The S&P 500 finished down .61% this week. Price finished the prior week at resistance and it looks like it is holding for now. The S&P 500 is so close to making new highs. This is the second time we have been in this range and price has failed. This past week could be the start of the 2nd leg down in our wedge correction scenario.
As far as worried about a bear market right now, the S&P 500 & All World (ex-USA) Index still have a pretty substantial way to move before it becomes a major concern. Even the current trading range of the S&P 500 is relatively tight from this last pull back which shows the willingness of the bulls to buy in at lower prices. This is the second attempt at a new high and so we want to see if the bulls can come back in and push the S&P 500 higher and once again relegate the bears.
We are still in a correction on the shorter-term.

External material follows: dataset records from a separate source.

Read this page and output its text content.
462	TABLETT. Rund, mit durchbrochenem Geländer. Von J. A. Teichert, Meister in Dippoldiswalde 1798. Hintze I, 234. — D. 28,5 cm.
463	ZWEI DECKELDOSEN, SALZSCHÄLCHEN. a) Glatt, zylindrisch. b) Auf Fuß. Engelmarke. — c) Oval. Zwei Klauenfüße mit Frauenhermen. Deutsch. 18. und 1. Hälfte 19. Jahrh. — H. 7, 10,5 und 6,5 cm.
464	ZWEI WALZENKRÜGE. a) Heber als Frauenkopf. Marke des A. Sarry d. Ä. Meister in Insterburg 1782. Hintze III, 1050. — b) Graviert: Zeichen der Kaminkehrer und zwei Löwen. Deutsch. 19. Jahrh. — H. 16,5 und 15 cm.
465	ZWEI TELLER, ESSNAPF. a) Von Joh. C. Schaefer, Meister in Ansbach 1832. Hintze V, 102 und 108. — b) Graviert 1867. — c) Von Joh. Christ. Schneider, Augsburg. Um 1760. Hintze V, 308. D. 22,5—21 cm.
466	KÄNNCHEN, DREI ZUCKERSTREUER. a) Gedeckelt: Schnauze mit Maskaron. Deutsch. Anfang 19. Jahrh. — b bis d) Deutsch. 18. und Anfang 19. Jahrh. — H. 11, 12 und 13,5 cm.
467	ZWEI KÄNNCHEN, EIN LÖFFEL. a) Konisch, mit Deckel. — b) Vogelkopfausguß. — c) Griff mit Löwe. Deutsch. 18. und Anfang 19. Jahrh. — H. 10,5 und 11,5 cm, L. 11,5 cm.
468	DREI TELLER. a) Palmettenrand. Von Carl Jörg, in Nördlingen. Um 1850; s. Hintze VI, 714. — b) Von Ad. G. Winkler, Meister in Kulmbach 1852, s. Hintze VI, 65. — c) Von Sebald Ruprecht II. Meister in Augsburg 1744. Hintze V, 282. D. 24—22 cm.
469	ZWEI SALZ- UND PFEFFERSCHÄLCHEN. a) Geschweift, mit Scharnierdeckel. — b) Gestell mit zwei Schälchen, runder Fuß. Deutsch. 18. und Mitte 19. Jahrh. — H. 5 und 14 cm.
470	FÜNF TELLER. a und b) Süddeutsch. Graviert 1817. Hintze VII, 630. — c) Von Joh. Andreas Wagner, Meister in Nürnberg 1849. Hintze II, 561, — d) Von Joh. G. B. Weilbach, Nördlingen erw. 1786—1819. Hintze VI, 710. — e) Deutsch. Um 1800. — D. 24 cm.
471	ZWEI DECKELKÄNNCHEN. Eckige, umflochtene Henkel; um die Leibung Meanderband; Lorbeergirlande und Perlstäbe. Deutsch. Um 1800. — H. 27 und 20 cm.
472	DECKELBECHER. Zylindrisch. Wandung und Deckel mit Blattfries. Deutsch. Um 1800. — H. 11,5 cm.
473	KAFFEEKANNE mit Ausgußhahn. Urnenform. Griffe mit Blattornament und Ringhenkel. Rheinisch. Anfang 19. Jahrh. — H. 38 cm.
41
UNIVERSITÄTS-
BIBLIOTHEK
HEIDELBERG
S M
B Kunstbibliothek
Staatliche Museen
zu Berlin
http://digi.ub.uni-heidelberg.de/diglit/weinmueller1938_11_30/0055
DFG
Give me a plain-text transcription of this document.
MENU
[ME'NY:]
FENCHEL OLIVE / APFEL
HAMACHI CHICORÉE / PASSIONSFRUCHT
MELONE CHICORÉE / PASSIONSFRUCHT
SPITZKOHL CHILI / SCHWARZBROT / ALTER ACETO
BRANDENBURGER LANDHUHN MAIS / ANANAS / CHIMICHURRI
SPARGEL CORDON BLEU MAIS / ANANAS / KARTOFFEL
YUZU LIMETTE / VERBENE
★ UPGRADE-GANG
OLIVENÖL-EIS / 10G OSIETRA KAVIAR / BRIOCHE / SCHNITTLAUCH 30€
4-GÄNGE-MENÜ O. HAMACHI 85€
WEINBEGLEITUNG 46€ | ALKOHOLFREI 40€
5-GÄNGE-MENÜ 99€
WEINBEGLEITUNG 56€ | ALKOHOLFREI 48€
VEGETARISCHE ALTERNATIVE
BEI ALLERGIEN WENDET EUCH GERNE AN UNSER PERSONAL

Breadth is basically moving in unison with price right now, so it is not giving us a lot to work with. The only item that sticks out a little bit is that the shorter-term breadth oscillator is in overbought territory right now. Each time it has been in this range recently (last 5 times), the S&P 500 has faltered and at least stayed horizontal. We’ve got the Producer Price Index and Consumer Price Index on the docket for this week. Both sets of numbers have been soft recently. Economists (of Econoday’s consensus) are expecting an uptick in the Consumer Price Index numbers.
The long-term trend is still positive and the short is sideways. Overall, we are still focusing on International markets because of their strength compared to the S&P 500. The Australian Index is so close to coming to fruition, but it still has a little more work to go. We’ve adjusted a couple of stops higher due to advances this past week. We’ll be watching closely to see if the bulls can pull off a victory this week or if the bears continue to hold the reins. Have a great week!